3
de abril de 2007
La vida de la capital bajo el Transantiago ha cambiado drásticamente. Una minoría se ha visto favorecida con menos ruido, menos tránsito de buses y, acaso, un menor pago de pasajes. Generalmente se trata de personas del sector pasivo, que no necesitan usar el sistema en horas punta y que viven en zonas centrales de la ciudad, bien atendidas por los servicios troncales. Para el resto de la población, la situación es mucho peor que antes del 10 de febrero.
De acuerdo con una encuesta de la semana pasada, el 55 por ciento de los usuarios prefiere el sistema antiguo: pese a su incomodidad, su peligrosidad, el ruido y el maltrato de los conductores para con los pasajeros, los buses amarillos representan un servicio recordado como mejor que el actual.
Dicha encuesta no consideró a los automovilistas, que también se han visto perjudicados, porque la mala calidad del nuevo transporte público -en términos de comodidad y de seguridad de llegar a tiempo al destino- ha llevado a muchos usuarios al transporte privado, causando mayor congestión, demoras y atrasos.
Los problemas de los automovilistas son una anécdota en comparación con las odiseas que deben vivir muchos usuarios del transporte público -ejemplificadas en la edición de ayer de este diario-. Es el caso de personas de la tercera edad o con problemas de movilidad, que han quedado virtualmente aisladas en sus hogares, porque el Transantiago las obliga a caminar largas distancias, o porque los buses y el Metro están demasiado llenos para poder viajar en las condiciones que requieren.
Para el segmento activo de la población que debe llegar a sus labores a una hora determinada, el problema es la espera en los paraderos y la incertidumbre en el tiempo de viaje, además de la incomodidad de los transbordos y del viaje en buses o metros congestionados. Esto les ha significado levantarse más temprano, para procurar llegar a tiempo al trabajo, y tardar más en retornar a sus hogares. Así, se ha reducido el tiempo de descanso y aquel del que disponen los trabajadores para estar con sus familias, con el consiguiente costo anímico. Para los que laboran de noche, los problemas son mayores: a menudo no consiguen buses, pues el Transantiago no opera, en la práctica, en la madrugada. Deben esperar a veces horas para conseguir un bus "pirata".
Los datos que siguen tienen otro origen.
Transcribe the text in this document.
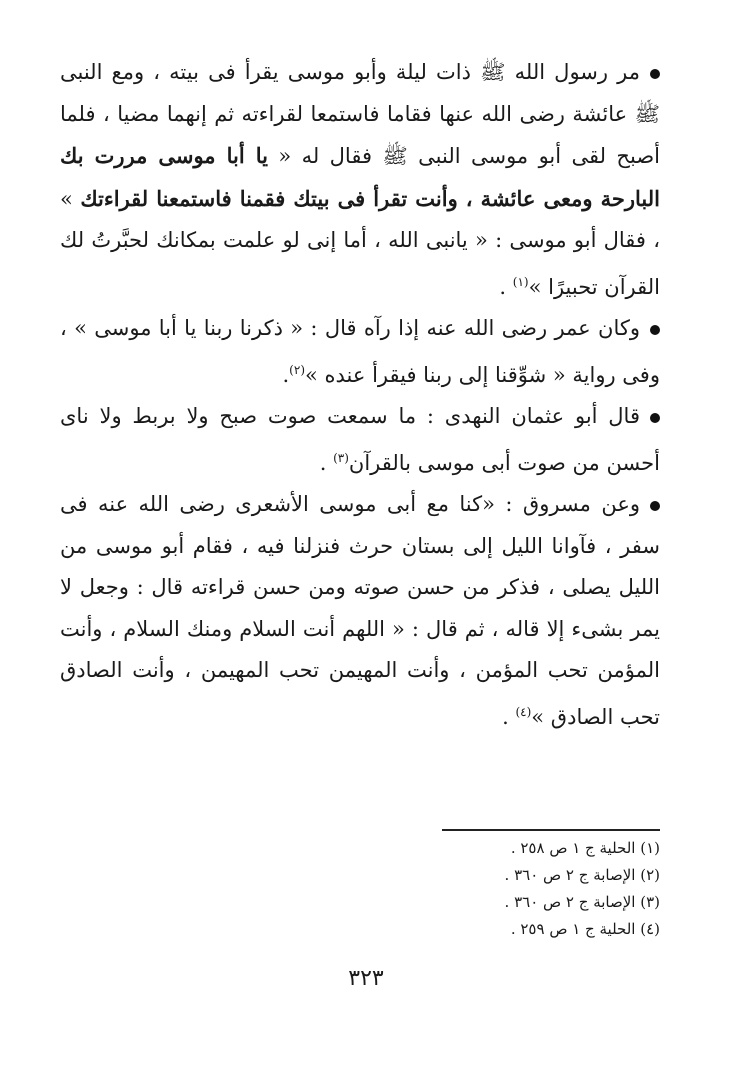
مر رسول الله ﷺ ذات ليلة وأبو موسى يقرأ فى بيته ، ومع النبى ﷺ عائشة رضى الله عنها فقاما فاستمعا لقراءته ثم إنهما مضيا ، فلما أصبح لقى أبو موسى النبى ﷺ فقال له « يا أبا موسى مررت بك البارحة ومعى عائشة ، وأنت تقرأ فى بيتك فقمنا فاستمعنا لقراءتك » ، فقال أبو موسى : « يانبى الله ، أما إنى لو علمت بمكانك لحبَّرتُ لك القرآن تحبيرًا »$^{(١)}$ .

وكان عمر رضى الله عنه إذا رآه قال : « ذكرنا ربنا يا أبا موسى » ، وفى رواية « شوِّقنا إلى ربنا فيقرأ عنده »$^{(٢)}$.

قال أبو عثمان النهدى : ما سمعت صوت صبح ولا بربط ولا ناى أحسن من صوت أبى موسى بالقرآن$^{(٣)}$ .

وعن مسروق : «كنا مع أبى موسى الأشعرى رضى الله عنه فى سفر ، فآوانا الليل إلى بستان حرث فنزلنا فيه ، فقام أبو موسى من الليل يصلى ، فذكر من حسن صوته ومن حسن قراءته قال : وجعل لا يمر بشىء إلا قاله ، ثم قال : « اللهم أنت السلام ومنك السلام ، وأنت المؤمن تحب المؤمن ، وأنت المهيمن تحب المهيمن ، وأنت الصادق تحب الصادق »$^{(٤)}$ .

(١) الحلية ج ١ ص ٢٥٨ .

(٢) الإصابة ج ٢ ص ٣٦٠ .

(٣) الإصابة ج ٢ ص ٣٦٠ .

(٤) الحلية ج ١ ص ٢٥٩ .

٣٢٣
Esta situación ya ha comenzado a tener efectos sobre el aparato productivo del país. Los involuntarios atrasos tienen costos directos sobre las empresas, estimados entre 0,1 y 0,4 por ciento del producto mensual. Las metodologías usadas no son precisas, pero, en todo caso, subestiman los costos del proyecto, pues omiten aspectos tales como la menor calidad del trabajo, por el cansancio, así como el valor del mayor tiempo de viaje de los trabajadores.
El Transantiago se creó con dos objetivos principales: mayor comodidad y menores tiempos de viaje en el transporte público. Se buscaba frenar el traslado masivo de la población al transporte privado, lo que se temía causaría una congestión creciente, haciendo inviable la ciudad. Por desgracia para el país, ha fallado en ambas dimensiones, adelantando la llegada de la crisis de la ciudad que pretendía evitar. Es posible que con un nuevo ministro y grandes montos de recursos fiscales se puedan resolver algunos de sus peores problemas y reducir los daños colaterales que está causando. En todo caso, las aspiraciones actuales son sustancialmente menos ambiciosas: si el Transantiago ofreciera una calidad de servicio similar a la del antiguo sistema, casi se consideraría un éxito. Es ésta una amarga conclusión para una iniciativa cuya concepción e implementación, hasta ahora, es un cúmulo increíble de errores técnicos y políticos.